Aldrit found himself too furious and dumbfounded to form a coherent response. “How could you!”

“Why is it such a big deal? Even if the spell had succeeded, it would have only brought you here. Is there something wrong with your body now? Have you lost an arm or a leg? You’re fine! If you want to return after coming here, you can. I just wanted to speak with Anika a bit more. What can I accomplish from here with the King watching?”

Aldrit fixed an intense glare on the insolent lizard, his hand quivering as it held the creature. In that moment, he contemplated crushing it with all his might, but deep down, he knew it would only result in the poor lizard being sacrificed to Mara’s control.

Summoning all his patience, he reluctantly released his grip. “The Queen placed her trust in you,” he said disappointedly.

“Hmph. They were attempting to manipulate me.” The lizard, now free from Aldrit’s grasp, turned and lashed out at him. “You’re a gullible pawn, deceived and foolish. You and your tribe will eventually be exploited. Your tribe’s survival owes more to me than to any human.”

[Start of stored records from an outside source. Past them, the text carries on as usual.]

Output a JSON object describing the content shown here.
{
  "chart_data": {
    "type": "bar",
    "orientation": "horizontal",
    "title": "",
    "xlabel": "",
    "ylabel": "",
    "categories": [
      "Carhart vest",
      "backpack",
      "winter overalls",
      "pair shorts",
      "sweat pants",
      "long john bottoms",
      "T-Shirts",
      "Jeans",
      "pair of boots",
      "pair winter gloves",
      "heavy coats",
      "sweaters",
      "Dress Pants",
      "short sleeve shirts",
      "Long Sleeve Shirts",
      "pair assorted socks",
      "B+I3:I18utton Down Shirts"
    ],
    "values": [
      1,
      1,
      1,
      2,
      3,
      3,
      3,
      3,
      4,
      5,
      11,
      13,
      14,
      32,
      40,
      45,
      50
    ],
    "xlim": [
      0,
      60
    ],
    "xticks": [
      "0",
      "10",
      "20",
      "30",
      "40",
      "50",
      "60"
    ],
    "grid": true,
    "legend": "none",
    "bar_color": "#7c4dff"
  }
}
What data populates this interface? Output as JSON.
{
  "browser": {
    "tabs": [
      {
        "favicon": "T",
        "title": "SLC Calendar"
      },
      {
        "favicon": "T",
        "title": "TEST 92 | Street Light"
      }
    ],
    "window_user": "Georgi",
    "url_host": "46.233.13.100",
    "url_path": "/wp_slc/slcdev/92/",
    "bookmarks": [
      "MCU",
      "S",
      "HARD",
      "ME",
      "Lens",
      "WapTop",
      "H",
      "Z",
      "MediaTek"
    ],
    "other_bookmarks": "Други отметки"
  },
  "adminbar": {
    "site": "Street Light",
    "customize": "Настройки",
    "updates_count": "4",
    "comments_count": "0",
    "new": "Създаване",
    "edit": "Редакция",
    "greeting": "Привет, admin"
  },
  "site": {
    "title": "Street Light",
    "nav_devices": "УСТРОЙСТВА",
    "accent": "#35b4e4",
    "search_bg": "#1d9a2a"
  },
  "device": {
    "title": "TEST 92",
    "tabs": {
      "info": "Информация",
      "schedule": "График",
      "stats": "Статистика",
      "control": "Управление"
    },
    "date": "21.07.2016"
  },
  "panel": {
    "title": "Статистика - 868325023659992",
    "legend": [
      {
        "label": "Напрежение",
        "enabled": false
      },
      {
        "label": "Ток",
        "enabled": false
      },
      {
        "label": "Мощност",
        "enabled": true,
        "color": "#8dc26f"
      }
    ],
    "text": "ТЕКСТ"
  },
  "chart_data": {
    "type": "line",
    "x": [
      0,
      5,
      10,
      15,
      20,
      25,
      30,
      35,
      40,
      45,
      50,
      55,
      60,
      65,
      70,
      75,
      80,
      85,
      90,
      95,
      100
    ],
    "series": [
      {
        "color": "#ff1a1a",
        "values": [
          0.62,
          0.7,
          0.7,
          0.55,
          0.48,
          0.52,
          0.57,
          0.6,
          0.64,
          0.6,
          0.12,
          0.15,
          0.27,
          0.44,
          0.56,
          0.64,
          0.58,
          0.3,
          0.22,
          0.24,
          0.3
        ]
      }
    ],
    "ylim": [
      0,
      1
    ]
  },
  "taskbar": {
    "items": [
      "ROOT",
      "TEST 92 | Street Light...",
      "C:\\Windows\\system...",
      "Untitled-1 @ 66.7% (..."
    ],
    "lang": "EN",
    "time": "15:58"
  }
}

Aldrit watched the retreating lizard in silence. After standing still for a while, he muttered to himself. “No. I trust Anika. You don’t understand the power of one person’s trust in another.”

He recalled the advice given by Eugene.

“Mara is a lark, Aldrit. Even if your tribe received help from him, you shouldn’t place your trust in him.”

Aldrit nodded in contemplation. The feeling of betrayal from Mara had taken him by surprise. He wouldn’t have felt betrayed if he hadn’t placed his trust in the first place. Unbeknownst to him, he had spent considerable time with Mara, developing an unexpected fondness that had caused him to lower his guard. Now, he sought to sharpen his dulled emotions and resolve to be more cautious.